The Union Budget recently announced is also an important factor. With income tax cuts and changes in the tax deduction limits, the central government wanted to put more money in people’s hands. If spending picked up, it could probably give that economy the boost needed. A lower repo rate would add further to that momentum-the loans would become cheaper for everybody, be it a business or consumer.
But while there was optimism about a rate cut, global uncertainties were making things complicated. The world was watching how new tariffs imposed by US President Donald Trump on Canada, Mexico, and China would impact global trade. The ripple effect had already begun, currencies were fluctuating, the dollar was strengthening, and the rupee was feeling the pressure. In such an unpredictable environment, the RBI had to tread carefully.
The RBI had already done the needful to keep liquidity flowing by pumping funds into the market through forex swaps, open market operations, and repo transactions. Some even felt it would take it a step further and reduce the cash reserve ratio (CRR), freeing up more money for banks to lend. The same thing was done in December, which infused ₹1.16 lakh crore into the system.

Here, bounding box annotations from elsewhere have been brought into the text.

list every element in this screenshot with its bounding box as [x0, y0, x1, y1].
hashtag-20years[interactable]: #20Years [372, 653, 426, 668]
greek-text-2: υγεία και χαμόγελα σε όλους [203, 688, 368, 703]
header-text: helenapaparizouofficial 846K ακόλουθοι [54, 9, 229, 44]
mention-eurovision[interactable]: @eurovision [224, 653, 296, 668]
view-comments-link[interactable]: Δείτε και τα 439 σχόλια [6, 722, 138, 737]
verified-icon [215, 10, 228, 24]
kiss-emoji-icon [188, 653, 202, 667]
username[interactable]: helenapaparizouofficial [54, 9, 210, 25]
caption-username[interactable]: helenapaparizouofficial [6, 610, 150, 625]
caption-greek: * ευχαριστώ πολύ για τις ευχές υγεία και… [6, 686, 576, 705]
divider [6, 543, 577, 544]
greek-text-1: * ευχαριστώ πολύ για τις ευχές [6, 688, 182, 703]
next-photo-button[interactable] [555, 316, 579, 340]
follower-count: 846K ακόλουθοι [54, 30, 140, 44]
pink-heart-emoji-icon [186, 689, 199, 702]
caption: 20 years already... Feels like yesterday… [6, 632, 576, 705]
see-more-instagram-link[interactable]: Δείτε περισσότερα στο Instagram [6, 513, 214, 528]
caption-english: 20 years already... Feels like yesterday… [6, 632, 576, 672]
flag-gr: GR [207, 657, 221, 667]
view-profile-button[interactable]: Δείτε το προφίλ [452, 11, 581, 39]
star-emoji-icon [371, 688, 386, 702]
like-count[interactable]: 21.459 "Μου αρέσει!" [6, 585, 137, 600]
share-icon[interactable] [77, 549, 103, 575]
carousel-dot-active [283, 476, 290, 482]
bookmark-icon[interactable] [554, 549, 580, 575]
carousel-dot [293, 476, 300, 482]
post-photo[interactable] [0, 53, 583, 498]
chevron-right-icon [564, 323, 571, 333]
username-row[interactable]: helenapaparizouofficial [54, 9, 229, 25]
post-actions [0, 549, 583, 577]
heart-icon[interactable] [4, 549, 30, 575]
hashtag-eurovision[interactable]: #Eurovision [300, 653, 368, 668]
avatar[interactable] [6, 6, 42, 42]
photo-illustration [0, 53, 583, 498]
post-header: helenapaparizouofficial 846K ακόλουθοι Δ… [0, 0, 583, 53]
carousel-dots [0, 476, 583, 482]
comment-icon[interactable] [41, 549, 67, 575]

This meeting was very important because this was the first meeting under the new leadership of the RBI Governor, Sanjay Malhotra. Markets were keenly observing his tone and direction. Would he start providing signals for a more growth-friendly policy, or would he maintain a cautious wait-and-watch approach? His words would set the tone for the months ahead.
Now, with the meeting over, the focus shifts to the RBI’s decision and how the markets will react. Will borrowing become cheaper? Will businesses and consumers feel the relief they’ve been waiting for? Whatever happens next, one thing is clear, this decision could shape the economic outlook for the rest of the year.